What went wrong: "In healthy relationships, it's instinctive to want to help pals through difficult times," says Banks. So yeah, you kinda lost the friendship lottery here. But remember that it's not always about you. (When you're depressed, everything feels like it is.) "She might have something going on in her life and can't be around negativity right now," says Banks.

Defuse or detonate? This friendship may be ovah, but in the future, know this: You can't unload all your drama on one person, says psychologist Elizabeth Lombardo, Ph.D., author of Better Than Perfect. "Putting that burden on others isn't fair." Instead, a professional therapist can unpack your problems and help you open up to people without feeling vulnerable.

3. "Denise and I have a blast going out—shopping, karaoke, movies—when I can get her out. She'd be happy just to chill at home. One night I got so annoyed about always having to make plans that I said I wasn't going to call her. If she wanted to be my friend, she'd have to call me. She didn't."

What went wrong: What should have been a discussion escalated into an ultimatum. She took this as a personal attack when it's a personality difference, says Lombardo. Some people are planners; others show up. As frustrating as it is for a Type A person, this "issue" likely wasn't even on the friend's radar.
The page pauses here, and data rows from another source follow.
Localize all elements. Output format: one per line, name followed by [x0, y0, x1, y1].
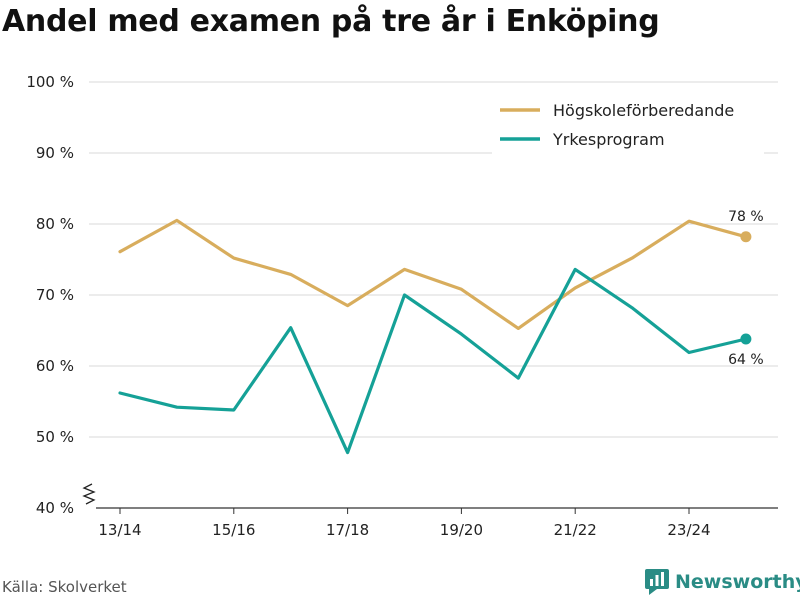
legend-label: Högskoleförberedande: [553, 101, 734, 120]
y-tick-label: 80 %: [36, 215, 74, 233]
x-tick-label: 21/22: [554, 521, 597, 539]
brand-logo[interactable]: Newsworthy: [645, 569, 800, 595]
y-tick-label: 90 %: [36, 144, 74, 162]
line-chart: 40 % 50 % 60 % 70 % 80 % 90 % 100 % 13/14 15/16…: [26, 73, 778, 539]
x-tick-label: 17/18: [326, 521, 369, 539]
y-tick-label: 40 %: [36, 499, 74, 517]
series-lines: 78 % 64 %: [118, 209, 764, 455]
series-line-1: [118, 218, 748, 330]
y-axis-ticks: 40 % 50 % 60 % 70 % 80 % 90 % 100 %: [26, 73, 74, 517]
series-end-label: 64 %: [728, 352, 764, 368]
y-tick-label: 70 %: [36, 286, 74, 304]
series-end-point: [740, 231, 752, 243]
chart-title: Andel med examen på tre år i Enköping: [2, 4, 660, 39]
x-tick-label: 13/14: [98, 521, 141, 539]
series-line-2: [118, 267, 748, 455]
series-end-point: [740, 333, 752, 345]
axis-break-icon: [82, 483, 96, 505]
x-axis-ticks: 13/14 15/16 17/18 19/20 21/22 23/24: [98, 508, 711, 539]
series-end-label: 78 %: [728, 209, 764, 225]
y-tick-label: 100 %: [26, 73, 74, 91]
x-tick-label: 23/24: [667, 521, 710, 539]
legend: Högskoleförberedande Yrkesprogram: [492, 96, 764, 154]
x-tick-label: 15/16: [212, 521, 255, 539]
brand-name: Newsworthy: [675, 571, 800, 593]
legend-label: Yrkesprogram: [552, 130, 665, 149]
x-tick-label: 19/20: [440, 521, 483, 539]
y-tick-label: 60 %: [36, 357, 74, 375]
newsworthy-logo-icon: [645, 569, 669, 595]
source-label: Källa: Skolverket: [2, 578, 127, 596]
y-tick-label: 50 %: [36, 428, 74, 446]
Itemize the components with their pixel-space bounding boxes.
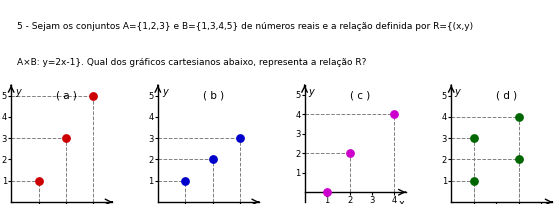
Point: [208, 158, 217, 161]
Text: ( b ): ( b ): [203, 91, 224, 101]
Text: ( c ): ( c ): [350, 91, 371, 101]
Text: A×B: y=2x-1}. Qual dos gráficos cartesianos abaixo, representa a relação R?: A×B: y=2x-1}. Qual dos gráficos cartesia…: [17, 58, 366, 67]
Text: ( a ): ( a ): [56, 91, 77, 101]
Point: [323, 191, 331, 194]
Point: [61, 137, 70, 140]
Text: ( d ): ( d ): [496, 91, 517, 101]
Point: [89, 94, 98, 97]
Text: y: y: [308, 87, 314, 97]
Text: 5 - Sejam os conjuntos A={1,2,3} e B={1,3,4,5} de números reais e a relação defi: 5 - Sejam os conjuntos A={1,2,3} e B={1,…: [17, 22, 473, 31]
Text: x: x: [399, 199, 405, 204]
Point: [469, 137, 478, 140]
Point: [514, 158, 523, 161]
Point: [390, 113, 399, 116]
Point: [34, 179, 43, 182]
Point: [345, 152, 354, 155]
Point: [514, 115, 523, 119]
Point: [469, 179, 478, 182]
Text: y: y: [162, 87, 168, 97]
Text: y: y: [455, 87, 460, 97]
Point: [181, 179, 190, 182]
Text: y: y: [15, 87, 21, 97]
Point: [235, 137, 244, 140]
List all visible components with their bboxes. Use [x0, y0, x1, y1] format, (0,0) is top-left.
Defuse or detonate? Depends. "Some friends never initiate anything, but we still love to be around them," says Bonior. "You should address the resentment, though. Say, 'I feel like I'm the one keeping the friendship afloat, and it makes me feel like you don't care.' If she responds, 'I'm not an initiator,' say, 'Fine. What if we have a standing dinner date and we alternate who makes the rez?'" If she still makes no effort with plans, it could be that she's just not that into you.

4. "After I helped her score a job at my office, Katie and I got close, fast. Within three months, she moved into my building, started going to my colorist, even dated my husband's friends. Then I lost my job. I got a lead for a new position, and she acted like my biggest cheerleader. Turns out, she went behind my back and got the gig for herself. When I confronted her, she said she 'won fair and square.'"

What went wrong: It's easy to place all the blame on the opportunistic friend, but a teensy bit of the onus is on you. "Sometimes when it seems like you're soul mates, it's that the other person doesn't have a firm sense of identity." Read: She wants yours. The ego stroking might feel like flattery at first, but it's dangerous, says Banks.

Defuse or detonate? Get away. "When someone is imitating you in multiple realms of your life, that behavior is pathological," says Squyres. Or you're being used. In either case, you need to look at why you were so quick to let her in. "Some people naturally exploit others," says Squyres, who recommends keeping your eyes wide open. It's smart to be as wary of a new girlfriend as you would be of a new guy in your life.

5. "Megan and I were always BFF's until she met a new group of friends through CrossFit. Now all she does is hang with that crew, and when I do see her, she's talking about them. I feel like we're growing apart. I don't mean to sound possessive, but I want my friend back! And I never want to hear about CrossFit again."

What went wrong: It may feel as if you're growing apart, but ask this: Are you legitimately getting the blow-off? It can seem like a personal insult when you and your best friend no longer share all the same interests.

This scenario is particularly loaded because your buddy is bettering herself. (Be honest: Does that bring up doubts about your own choice of extracurricular activities?) "One thing's for sure: It's unreasonable to expect people not to evolve," says Squyres.

Defuse or detonate? Have you actually told her how you feel?

"I miss you" is handy, says Bonior, because it doesn't place blame—and it's true. Clearly, burpees are a part of her life now, and that's not your thing. Make plans around activities you're both excited about.

If your friend is still MIA after a heart-to-heart, you might need to let her go. Whatever happens, use this as an opportunity to focus on your own personal growth, says Squyres.